Op deze manier ontstonden anorganische en organische stoffen waaruit de eerste organismen ontstonden.
Verschillende theorieën ontstaan leven
- Verdamping binnenzeeën -> organische oersoep door indikking.
In deze oersoep verenigden kleine moleculen zich met grotere en gingen zich rangschikken in druppeltjes (protobionten) -> ontstaan eerste cellen
- Black smokers (vulkanische schoorstenen bodem oceaan) door de vulkaanuitbarstingen komen er mineralen vrij waardoor de eerste levensvormen ontstonden.
- De bouwstenen voor het leven zijn afkomstig uit de ruimte.
Wat is zelforganisatie + voorbeelden hiervan
Vorming van cellen uit organische stoffen (er ontstaan eenheden met nieuwe eigenschappen op een hoger organisatieniveau)
+Apoptose en celdifferentiatie.
Prokaryoot
- Eencellig organisme zonder celkern of zichtbare celorganellen. DNA ligt los in cytoplasma.
- Hebben een cirkelvormig chromosoom los in het cytoplasma.
- Sommige soorten hebben plasmiden.
- De chromosomen bestaan alleen uit DNA en bevatten geen eiwitmoleculen.
- Ribosomen
Anaeroob
Organismen die alleen kunnen leven in een omgeving zonder zuurstof. Zuurstof is gifitig.
Aeroob
Organisme die alleen kan leven in een omgeving met zuurstof. Gebruiken zuurstof om energierijke stoffen af te breken. De energie die daarbij vrijkomt wordt voor de celprocessen gebruikt.
Heterotrofe organisme
- Hebben andere organismen nodig als voedsel
- Kunnen niet zelf stoffen uit anorganische stoffen maken
- Nemen organische en anorganische stoffen op uit het milieu
(meeste bacteriën, schimmels en dieren)
Autotrofe organismen
- Kunnen organische stoffen maken uit alleen anorganische stoffen
- Hebben geen andere organismen of organische stoffen nodig als voedsel
- Produceren zuurstof: hebben chlorofyl
(planten en sommige bacteriën)
Cyanobacteriën
Eerste bacteriën die in staat zijn om fotosynthese te doen, dus eerst autotrofe bacteriën.
Eukaryoot
Cellen met een celkern, dubbele membranen en zichtbare celorganellen.
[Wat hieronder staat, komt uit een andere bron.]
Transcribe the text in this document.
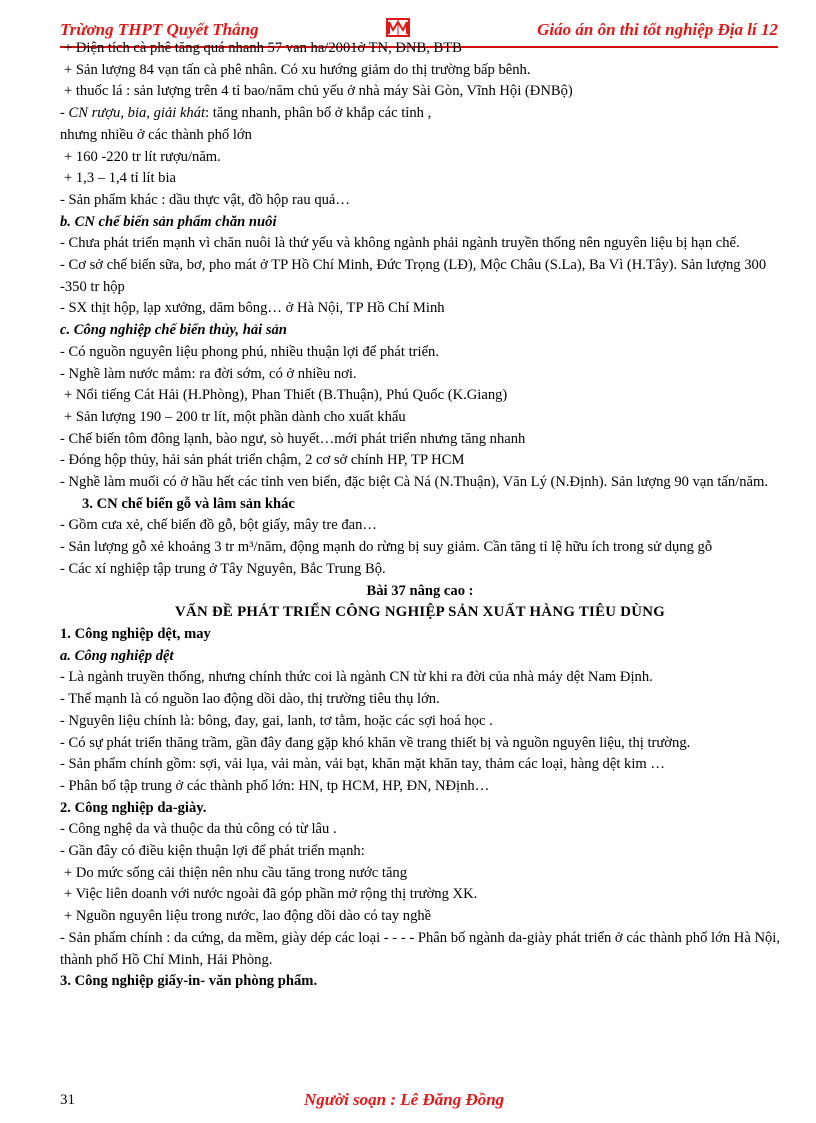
Trừơng THPT Quyết Thắng	Giáo án ôn thi tốt nghiệp Địa lí 12
+ Diện tích cà phê tăng quá nhanh 57 van ha/2001ở TN, ĐNB, BTB
+ Sản lượng 84 vạn tấn cà phê nhân. Có xu hướng giảm do thị trường bấp bênh.
+ thuốc lá : sản lượng trên 4 tỉ bao/năm chủ yếu ở nhà máy Sài Gòn, Vĩnh Hội (ĐNBộ)
- CN rượu, bia, giải khát: tăng nhanh, phân bố ở khắp các tỉnh ,
nhưng nhiều ở các thành phố lớn
+ 160 -220 tr lít rượu/năm.
+ 1,3 – 1,4 tỉ lít bia
- Sản phẩm khác : dầu thực vật, đồ hộp rau quả…
b. CN chế biến sản phẩm chăn nuôi
- Chưa phát triển mạnh vì chăn nuôi là thứ yếu và không ngành phải ngành truyền thống nên nguyên liệu bị hạn chế.
- Cơ sở chế biến sữa, bơ, pho mát ở TP Hồ Chí Minh, Đức Trọng (LĐ), Mộc Châu (S.La), Ba Vì (H.Tây). Sản lượng 300 -350 tr hộp
- SX thịt hộp, lạp xưởng, dăm bông… ở Hà Nội, TP Hồ Chí Minh
c. Công nghiệp chế biến thủy, hải sản
- Có nguồn nguyên liệu phong phú, nhiều thuận lợi để phát triển.
- Nghề làm nước mắm: ra đời sớm, có ở nhiều nơi.
+ Nổi tiếng Cát Hải (H.Phòng), Phan Thiết (B.Thuận), Phú Quốc (K.Giang)
+ Sản lượng 190 – 200 tr lít, một phần dành cho xuất khẩu
- Chế biến tôm đông lạnh, bào ngư, sò huyết…mới phát triển nhưng tăng nhanh
- Đóng hộp thủy, hải sản phát triển chậm, 2 cơ sở chính HP, TP HCM
- Nghề làm muối có ở hầu hết các tỉnh ven biển, đặc biệt Cà Ná (N.Thuận), Văn Lý (N.Định). Sản lượng 90 vạn tấn/năm.
3. CN chế biến gỗ và lâm sản khác
- Gồm cưa xẻ, chế biến đồ gỗ, bột giấy, mây tre đan…
- Sản lượng gỗ xẻ khoảng 3 tr m³/năm, động mạnh do rừng bị suy giảm. Cần tăng tỉ lệ hữu ích trong sử dụng gỗ
- Các xí nghiệp tập trung ở Tây Nguyên, Bắc Trung Bộ.
Bài 37 nâng cao :
VẤN ĐỀ PHÁT TRIỂN CÔNG NGHIỆP SẢN XUẤT HÀNG TIÊU DÙNG
1. Công nghiệp dệt, may
a. Công nghiệp dệt
- Là ngành truyền thống, nhưng chính thức coi là ngành CN từ khi ra đời của nhà máy dệt Nam Định.
- Thế mạnh là có nguồn lao động dồi dào, thị trường tiêu thụ lớn.
- Nguyên liệu chính là: bông, đay, gai, lanh, tơ tằm, hoặc các sợi hoá học .
- Có sự phát triển thăng trầm, gần đây đang gặp khó khăn về trang thiết bị và nguồn nguyên liệu, thị trường.
- Sản phẩm chính gồm: sợi, vải lụa, vải màn, vải bạt, khăn mặt khăn tay, thảm các loại, hàng dệt kim …
- Phân bố tập trung ở các thành phố lớn: HN, tp HCM, HP, ĐN, NĐịnh…
2. Công nghiệp da-giày.
- Công nghệ da và thuộc da thủ công có từ lâu .
- Gần đây có điều kiện thuận lợi để phát triển mạnh:
+ Do mức sống cải thiện nên nhu cầu tăng trong nước tăng
+ Việc liên doanh với nước ngoài đã góp phần mở rộng thị trường XK.
+ Nguồn nguyên liệu trong nước, lao động dồi dào có tay nghề
- Sản phẩm chính : da cứng, da mềm, giày dép các loại - - - - Phân bố ngành da-giày phát triển ở các thành phố lớn Hà Nội, thành phố Hồ Chí Minh, Hải Phòng.
3. Công nghiệp giấy-in- văn phòng phẩm.
31	Người soạn : Lê Đăng Đồng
De drie domeinen waarin organismen worden ingedeeld
- Bacteriën
- Archaea
- Eukaryoten
Bacteriën en archaea zijn prokaryoten. Archaea kunnen overleven in extreme omstandigheden. ZIjn nauwer verwand aan de eukaryoten.
De vier rijken waarin organismen worden ingedeeld
- Dieren
- Schimmels
- Planten
- Bacteriën
Taxonomie
Indelen van organismen op verschillende niveaus.
De zeven indelingsniveaus (niet in Binas: ook wel taxa genoemd)
Rijk -> stam -> klassen -> orden -> families -> geslachten (genus) -> soorten (species)
Binaire naamgeving
Wetenschappelijke naamgeving van soorten;
Geslachtsnaam met hoofdletter voorop, daarna soortaanduiding met kleine letter + soms nog de afkorting van de ontdekker met een hoofdletter.
Archaea
- Geen kernmembraan
- Wel DNA en ribosomen
- Flagellen zorgen voor beweging
- Extremofiel
- Prokaryoot
- Celwand is niet opgebouwd uit fosfolipiden
Bacteriën
- 1 kringvormig chromosoom in kernplasma
- Chromosomen bevatten geen eiwitmoleculen
- Bevatten soms plasmiden
- Meestal heterotroof
- Celwand bestaat uit peptidoglycaan
- Ongeslachtelijke voortplanting
- Uitwisseling genen vindt plaats door: 1. transformatie = DNA-fragmenten van een gestorven soortgenoot worden opgenomen.
- Conjugatie = er wordt een holle buis gevormd naar een soortgenoot, een gekopieerde plasmide gaat van de ene naar de andere bacterie.
- Transductie = een virus brengt DNA over van de ene naar de andere bacterie.
Plasmiden
Kleinere circulaire chromosomen waarop zich genen voor resistentie bevinden.
Voortplanting van bacteriën / uitwisselen van genen van bacteriën (mits de omstandigheden juist zijn anders doen ze gewoon celdeling)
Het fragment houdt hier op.